Gitea-side deletion is the reason pre-launch development uses Gitea instead of public npm. Mistakes are recoverable.

After deletion, manually update discovery-index.json to remove the version's entry so the catalog reflects reality. There is no automated hook today.

npmjs.com (target state, dangerous)

The npm registry has different rules:

  • npm permits unpublish of versions less than 72 hours old, with very limited exceptions.
  • After 72 hours, npm requires manual intervention from npm support to remove a version, and they will only do so for malicious or harmful content.
  • "Deprecation" is the supported alternative — the version remains installable but a warning prints.

The npm publish safety audit documents this in detail. Do not publish to npmjs.com without thorough review.

Deprecation (supported on both backends)

npm deprecate adds a warning to a version without removing it:

bash
npm deprecate @open-matrix/chat@0.2.3 "Buggy. Use 0.2.4."

The version is still installable. npm install prints the deprecation warning. Lockfiles continue to work. This is the preferred way to discourage use of a flawed version when actual removal is unsafe.

What revocation does NOT undo

Revoking a version does not:

  • Remove the version from existing consumer lockfiles.
  • Recall already-installed copies on consumer machines.
  • Remove transitive dependents that bundled the version.
  • Affect the discovery-index.json (a separate update step is needed).
  • Affect the node_modules/ of any running Host. Hosts continue to run whatever bytes are on disk.

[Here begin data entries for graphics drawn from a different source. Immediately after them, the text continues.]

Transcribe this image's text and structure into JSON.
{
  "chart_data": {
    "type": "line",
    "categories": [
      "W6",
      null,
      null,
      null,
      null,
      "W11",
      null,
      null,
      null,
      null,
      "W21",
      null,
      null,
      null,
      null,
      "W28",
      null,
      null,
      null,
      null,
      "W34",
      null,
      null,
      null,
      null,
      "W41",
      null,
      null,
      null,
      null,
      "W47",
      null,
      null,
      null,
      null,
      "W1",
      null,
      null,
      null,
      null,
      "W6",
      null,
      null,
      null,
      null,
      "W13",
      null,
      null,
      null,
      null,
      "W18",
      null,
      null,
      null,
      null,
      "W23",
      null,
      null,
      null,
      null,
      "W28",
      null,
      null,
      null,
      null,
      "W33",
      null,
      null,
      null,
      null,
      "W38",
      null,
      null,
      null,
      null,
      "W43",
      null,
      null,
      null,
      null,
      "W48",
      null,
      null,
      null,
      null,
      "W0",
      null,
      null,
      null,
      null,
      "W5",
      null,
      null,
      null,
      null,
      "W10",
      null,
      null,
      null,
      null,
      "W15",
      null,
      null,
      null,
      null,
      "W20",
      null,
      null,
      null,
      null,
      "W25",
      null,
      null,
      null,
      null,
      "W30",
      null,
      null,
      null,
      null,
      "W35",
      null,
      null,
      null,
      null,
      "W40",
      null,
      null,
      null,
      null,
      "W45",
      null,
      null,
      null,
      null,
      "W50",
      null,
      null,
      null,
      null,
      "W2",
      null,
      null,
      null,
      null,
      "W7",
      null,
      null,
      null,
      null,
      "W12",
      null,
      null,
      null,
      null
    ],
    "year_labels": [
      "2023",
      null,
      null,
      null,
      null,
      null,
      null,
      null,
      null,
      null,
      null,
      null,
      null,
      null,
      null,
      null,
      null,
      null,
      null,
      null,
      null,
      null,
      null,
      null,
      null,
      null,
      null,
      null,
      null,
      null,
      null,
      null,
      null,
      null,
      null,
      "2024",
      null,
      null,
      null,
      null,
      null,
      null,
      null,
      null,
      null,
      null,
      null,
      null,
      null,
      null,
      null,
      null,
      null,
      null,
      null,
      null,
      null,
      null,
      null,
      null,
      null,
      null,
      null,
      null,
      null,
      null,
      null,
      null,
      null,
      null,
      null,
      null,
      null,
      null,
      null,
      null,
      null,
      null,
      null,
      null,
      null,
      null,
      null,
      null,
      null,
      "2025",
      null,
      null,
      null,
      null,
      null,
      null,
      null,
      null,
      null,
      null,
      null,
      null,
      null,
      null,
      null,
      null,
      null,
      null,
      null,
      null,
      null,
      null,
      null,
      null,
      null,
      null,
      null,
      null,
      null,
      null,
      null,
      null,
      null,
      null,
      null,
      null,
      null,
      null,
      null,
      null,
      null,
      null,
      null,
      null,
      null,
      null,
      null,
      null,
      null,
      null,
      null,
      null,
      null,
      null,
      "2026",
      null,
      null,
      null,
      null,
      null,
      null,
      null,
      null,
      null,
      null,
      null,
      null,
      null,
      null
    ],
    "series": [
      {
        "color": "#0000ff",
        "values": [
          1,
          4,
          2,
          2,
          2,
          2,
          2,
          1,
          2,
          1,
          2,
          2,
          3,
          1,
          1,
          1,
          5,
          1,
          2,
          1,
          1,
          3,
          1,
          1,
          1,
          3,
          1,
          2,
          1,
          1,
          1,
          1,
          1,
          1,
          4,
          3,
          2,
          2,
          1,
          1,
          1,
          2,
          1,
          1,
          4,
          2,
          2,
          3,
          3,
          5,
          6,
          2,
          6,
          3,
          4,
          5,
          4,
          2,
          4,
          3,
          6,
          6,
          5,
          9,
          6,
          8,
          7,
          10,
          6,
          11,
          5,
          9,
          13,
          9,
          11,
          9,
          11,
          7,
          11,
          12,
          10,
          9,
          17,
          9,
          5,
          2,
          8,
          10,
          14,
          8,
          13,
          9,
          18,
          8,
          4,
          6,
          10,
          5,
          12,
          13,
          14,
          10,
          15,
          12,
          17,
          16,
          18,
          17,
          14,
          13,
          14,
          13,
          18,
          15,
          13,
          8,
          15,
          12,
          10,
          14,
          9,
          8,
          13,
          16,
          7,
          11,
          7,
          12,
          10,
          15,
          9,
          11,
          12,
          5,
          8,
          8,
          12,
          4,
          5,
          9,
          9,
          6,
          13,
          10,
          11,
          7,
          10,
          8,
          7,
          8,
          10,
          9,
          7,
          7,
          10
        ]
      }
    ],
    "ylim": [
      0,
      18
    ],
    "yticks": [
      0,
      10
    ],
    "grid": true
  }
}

If a security issue requires consumers to update, communicate independently. Revocation alone is necessary but never sufficient.

Security-driven revocation

For a known-malicious version:

  1. Immediately revoke from Gitea (or deprecate on npmjs.com).
  2. Publish a fixed version above the bad one.
  3. Communicate through whatever channels reach affected consumers.
  4. Update discovery-index.json to drop the bad version's entry.
  5. Audit logs on Gitea to confirm origin of the bad publish.

Steps 1-2 are technical; steps 3-5 are operator process. There is no auto-disclosure pipeline today.